It’s a little embarassing to ask this, given that I do a fair amount of econometrics, but I’m puzzled by something. I tend to do more cross-sectional analysis than time series analysis, and so some of my knowledge here is rusty.
I am analyzing the historical performance of the Case-Shiller housing index, using data from Robert Shiller’s website:
http://www.econ.yale.edu/~shiller/data.htm
Specifically from this file here:
http://www.econ.yale.edu/~shiller/data/Fig2-1.xls
I’m using R and the “tseries” library. The goal is to create some kind of model for forecasting long-term (10+ year) CS index. It seems that there really isn’t much that is powerful for explaining past changes at this timeframe, other than inflation, which is a little surprising, but not super-surprising
–
When I’ve used more recent Case-Shiller data, such as that off of the S&P website - I find that the composite CS-10 index since 1987 (when the series starts) is integrated of order 2. I have to difference twice before the ADF test supports a conclusion that the series is stationary.
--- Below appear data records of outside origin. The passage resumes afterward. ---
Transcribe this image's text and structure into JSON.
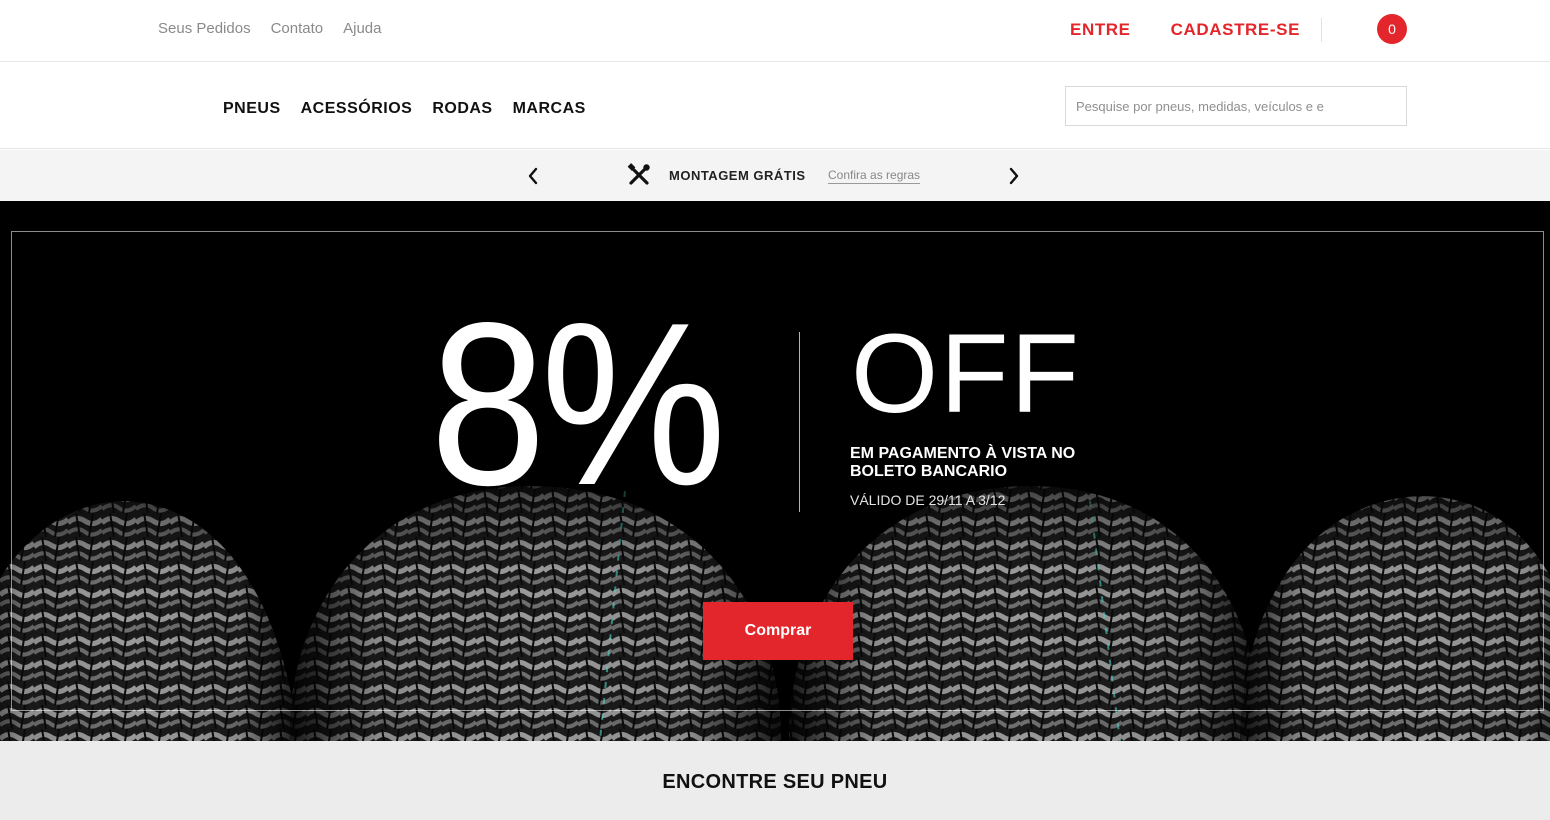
{
  "header": {
    "top_links": [
      "Seus Pedidos",
      "Contato",
      "Ajuda"
    ],
    "login_label": "ENTRE",
    "signup_label": "CADASTRE-SE",
    "cart_count": "0"
  },
  "nav": {
    "items": [
      "PNEUS",
      "ACESSÓRIOS",
      "RODAS",
      "MARCAS"
    ],
    "search_placeholder": "Pesquise por pneus, medidas, veículos e e"
  },
  "promo_strip": {
    "icon": "tools-icon",
    "title": "MONTAGEM GRÁTIS",
    "link": "Confira as regras"
  },
  "hero": {
    "discount": "8%",
    "off": "OFF",
    "subline": "EM PAGAMENTO À VISTA NO BOLETO BANCARIO",
    "validity": "VÁLIDO DE 29/11 A 3/12",
    "cta": "Comprar"
  },
  "finder": {
    "title": "ENCONTRE SEU PNEU"
  },
  "colors": {
    "accent": "#e3262b",
    "hero_bg": "#000000",
    "strip_bg": "#f4f4f4",
    "finder_bg": "#ececec"
  }
}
That’s problematic, because it means there will be a ton of noise by the time one integrates back to the nominal Case-Shiller for forecasting, but of course the world doesn’t have to be simplifiable just because we want it to.
–
However when I run adf.test() on the nominal CS index from Shiller’s much longer-term data (Column i in the Excel link above, starting in 1916, because of other data limitations), I get a p-value of 0.065. This says that we can’t conclude that the series is stationary at the 95% confidence level, but it is pretty darned close (it would be stationary at the 93% confidence level). This was a surprise, because I had been expecting to find results similar to those I had with the post 1987 data.
But here’s the stranger thing. If you actually plot the value of the nominal CS index over time, it doesn’t look even remotely stationary There’s a huge trend upwards as 100 years of inflation (among other things) has its effects. I’m very surprised that the ADF test came so close to concluding stationarity and trying to understand why.
I understand that if something LOOKS stationary, it might not be (that’s part of what the ADF test is for), but I didn’t think that something which - on inspection - looks highly trending would be able to pass it. This is strange to me.
Can any other quanthead explain what is happening? How is it that a highly trending series ends up potentially passing a stationarity test without having been detrended?